Smiling, Charles recalls how Tommy would say to him, “Very fresh, very fresh, good chicken.” Then Tommy would call him up later and say, “Brother, how was the chicken?”

“Did he always call you brother,” I asked Charles.

“Not right away,” said Charles, “but on one particular outing, after a few times of taking him out to Chinatown, I remember we were very engaged in a conversation. Suddenly, Tommy stopped the conversation, looked at me, and said, ‘You know, you are my brother.’ After that,” Charles continued, “he kept introducing me as his brother, and because he kept introducing me that way, even the other patients in his room would greet me as Tommy’s brother.”

As Tommy’s illness progressed, it became too difficult for Tommy to travel out into the community, so sometimes Charles would pick up his food and his newspaper and deliver it to his room. Charles was generous with his time and flexible with charging Tommy, but he told me Tommy would insist on paying him. “If Tommy didn’t have the money, said Charles, “I knew he would pay me when he could.”

“Sometimes,” he added, “I didn’t charge and other times I would get a call to come by the TGHC and that’s when his disability cheque had arrived. He would say, ‘Brother, come. I can pay you now.’”

“When did you hear Tommy had died?” I asked Charles.

“There were times when Tommy would call me and arrange all his appointments,” said Charles. “It had been a little too long since we talked,” he continued, “and I felt the need to go see him.”

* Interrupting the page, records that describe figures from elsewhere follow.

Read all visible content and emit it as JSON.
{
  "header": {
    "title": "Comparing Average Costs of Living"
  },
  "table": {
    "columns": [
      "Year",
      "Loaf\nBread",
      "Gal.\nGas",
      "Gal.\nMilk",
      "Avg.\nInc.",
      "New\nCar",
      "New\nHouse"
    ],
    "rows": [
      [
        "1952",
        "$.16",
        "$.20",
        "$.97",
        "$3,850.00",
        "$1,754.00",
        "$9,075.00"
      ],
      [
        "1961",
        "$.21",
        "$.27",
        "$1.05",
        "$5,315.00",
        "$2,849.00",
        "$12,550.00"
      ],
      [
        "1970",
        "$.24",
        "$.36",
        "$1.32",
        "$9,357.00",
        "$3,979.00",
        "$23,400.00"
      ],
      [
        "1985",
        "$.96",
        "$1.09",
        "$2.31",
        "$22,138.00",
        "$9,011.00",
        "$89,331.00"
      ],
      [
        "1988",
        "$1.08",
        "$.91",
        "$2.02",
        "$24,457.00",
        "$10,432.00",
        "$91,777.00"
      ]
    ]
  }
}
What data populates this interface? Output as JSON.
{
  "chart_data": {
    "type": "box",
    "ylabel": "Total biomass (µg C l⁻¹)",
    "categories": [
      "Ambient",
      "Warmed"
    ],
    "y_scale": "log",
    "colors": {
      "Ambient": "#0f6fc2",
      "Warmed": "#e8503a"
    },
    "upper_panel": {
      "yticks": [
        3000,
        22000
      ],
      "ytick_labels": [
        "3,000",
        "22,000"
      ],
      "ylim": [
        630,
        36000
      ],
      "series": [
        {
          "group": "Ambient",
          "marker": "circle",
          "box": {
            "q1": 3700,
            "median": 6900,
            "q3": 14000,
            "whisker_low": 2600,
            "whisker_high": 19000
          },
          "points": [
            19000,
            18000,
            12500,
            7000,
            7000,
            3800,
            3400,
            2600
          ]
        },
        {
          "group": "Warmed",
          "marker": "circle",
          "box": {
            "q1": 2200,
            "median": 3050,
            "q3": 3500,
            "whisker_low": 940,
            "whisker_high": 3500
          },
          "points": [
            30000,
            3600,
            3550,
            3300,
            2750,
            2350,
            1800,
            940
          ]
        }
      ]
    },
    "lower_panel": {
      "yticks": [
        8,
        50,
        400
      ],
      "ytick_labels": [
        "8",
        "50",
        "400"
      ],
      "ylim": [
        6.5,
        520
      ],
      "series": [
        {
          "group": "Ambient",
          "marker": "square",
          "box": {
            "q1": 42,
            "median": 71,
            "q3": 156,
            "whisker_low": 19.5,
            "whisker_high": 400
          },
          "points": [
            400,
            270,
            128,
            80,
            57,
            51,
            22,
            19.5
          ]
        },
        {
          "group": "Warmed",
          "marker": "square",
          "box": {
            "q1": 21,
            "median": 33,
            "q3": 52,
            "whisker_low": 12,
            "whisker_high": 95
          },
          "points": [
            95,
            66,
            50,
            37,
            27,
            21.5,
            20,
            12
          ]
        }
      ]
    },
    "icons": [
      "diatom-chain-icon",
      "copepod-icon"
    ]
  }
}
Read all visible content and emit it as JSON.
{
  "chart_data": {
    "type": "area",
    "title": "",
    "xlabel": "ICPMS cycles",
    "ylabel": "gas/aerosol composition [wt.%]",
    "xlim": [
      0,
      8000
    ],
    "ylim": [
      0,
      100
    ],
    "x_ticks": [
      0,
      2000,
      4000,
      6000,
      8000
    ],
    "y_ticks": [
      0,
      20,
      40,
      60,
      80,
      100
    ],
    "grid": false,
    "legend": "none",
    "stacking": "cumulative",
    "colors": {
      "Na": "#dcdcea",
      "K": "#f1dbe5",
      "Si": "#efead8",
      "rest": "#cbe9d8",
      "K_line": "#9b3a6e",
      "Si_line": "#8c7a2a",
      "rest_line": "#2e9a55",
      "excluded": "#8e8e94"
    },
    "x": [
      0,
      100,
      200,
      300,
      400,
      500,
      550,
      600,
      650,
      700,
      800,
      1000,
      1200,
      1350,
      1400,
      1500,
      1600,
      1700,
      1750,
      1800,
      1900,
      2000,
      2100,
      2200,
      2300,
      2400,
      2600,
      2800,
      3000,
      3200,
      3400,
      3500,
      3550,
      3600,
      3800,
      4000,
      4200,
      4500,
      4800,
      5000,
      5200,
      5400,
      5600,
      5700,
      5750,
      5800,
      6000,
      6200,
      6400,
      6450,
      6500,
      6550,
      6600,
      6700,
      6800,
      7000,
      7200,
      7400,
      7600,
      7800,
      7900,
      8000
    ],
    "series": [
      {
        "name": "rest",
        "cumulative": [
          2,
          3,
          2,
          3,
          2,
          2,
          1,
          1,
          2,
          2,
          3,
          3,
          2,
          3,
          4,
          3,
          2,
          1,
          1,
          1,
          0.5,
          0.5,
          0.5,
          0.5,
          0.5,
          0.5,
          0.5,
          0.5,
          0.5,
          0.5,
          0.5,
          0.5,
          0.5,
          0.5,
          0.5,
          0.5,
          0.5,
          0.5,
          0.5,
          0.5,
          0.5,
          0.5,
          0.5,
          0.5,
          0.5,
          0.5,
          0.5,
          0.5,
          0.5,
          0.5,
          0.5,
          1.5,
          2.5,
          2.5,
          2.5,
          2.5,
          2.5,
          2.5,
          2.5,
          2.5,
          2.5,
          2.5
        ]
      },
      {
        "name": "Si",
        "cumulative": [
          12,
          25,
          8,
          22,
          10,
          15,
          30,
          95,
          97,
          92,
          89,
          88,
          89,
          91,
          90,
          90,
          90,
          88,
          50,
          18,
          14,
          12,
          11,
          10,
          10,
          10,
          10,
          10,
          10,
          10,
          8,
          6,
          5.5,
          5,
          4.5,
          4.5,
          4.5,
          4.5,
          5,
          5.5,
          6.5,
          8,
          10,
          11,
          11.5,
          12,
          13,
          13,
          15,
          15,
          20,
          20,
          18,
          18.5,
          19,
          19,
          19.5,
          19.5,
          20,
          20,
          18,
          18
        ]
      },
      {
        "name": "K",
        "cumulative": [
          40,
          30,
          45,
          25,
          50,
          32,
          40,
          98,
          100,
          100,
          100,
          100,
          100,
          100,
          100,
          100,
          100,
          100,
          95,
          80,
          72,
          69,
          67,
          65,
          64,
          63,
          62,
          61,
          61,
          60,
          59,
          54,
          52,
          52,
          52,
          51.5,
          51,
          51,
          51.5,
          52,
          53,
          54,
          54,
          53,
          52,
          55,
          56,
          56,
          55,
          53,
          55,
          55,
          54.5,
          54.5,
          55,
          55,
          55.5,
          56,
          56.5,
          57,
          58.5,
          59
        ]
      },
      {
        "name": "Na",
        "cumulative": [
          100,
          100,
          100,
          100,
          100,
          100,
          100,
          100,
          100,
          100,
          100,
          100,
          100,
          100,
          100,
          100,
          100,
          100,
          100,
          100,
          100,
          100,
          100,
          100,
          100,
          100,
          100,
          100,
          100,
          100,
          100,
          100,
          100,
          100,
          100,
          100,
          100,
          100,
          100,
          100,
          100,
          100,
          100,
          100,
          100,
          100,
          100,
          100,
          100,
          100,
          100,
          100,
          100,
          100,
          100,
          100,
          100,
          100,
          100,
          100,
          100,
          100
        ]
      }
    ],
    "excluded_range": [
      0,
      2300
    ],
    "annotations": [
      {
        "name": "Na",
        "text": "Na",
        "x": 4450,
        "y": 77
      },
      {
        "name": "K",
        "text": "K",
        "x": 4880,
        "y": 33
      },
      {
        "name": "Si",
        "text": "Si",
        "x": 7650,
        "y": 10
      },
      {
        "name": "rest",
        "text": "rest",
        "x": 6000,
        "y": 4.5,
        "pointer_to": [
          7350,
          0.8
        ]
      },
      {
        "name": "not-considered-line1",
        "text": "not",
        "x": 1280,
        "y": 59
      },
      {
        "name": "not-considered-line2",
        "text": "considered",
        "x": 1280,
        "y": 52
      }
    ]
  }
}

When Charles arrived, he went to Tommy’s room on the fourth floor. He didn’t see him but a nurse recognized Charles and told him of Tommy’s passing. She also told him there was a story about him and Tommy on the website. Overwhelmed with grief, Charles didn’t bother waiting for the elevator and headed for the stairs where he could take a moment to compose himself. Regretfully, he had missed seeing Tommy before he passed.

Charles recalled that in the story I had written that donations could be made in honour and memory of those who are a part of our community and beyond by placing a star on the ‘Tree of Memories’. He asked how he could make a donation for Tommy and could I help him?

“Absolutely,” I said, “and thank you for taking time out of your busy day to give me an interview. More importantly the TGHC staff would like to thank you, Charles, for the goodwill you showed Tommy.”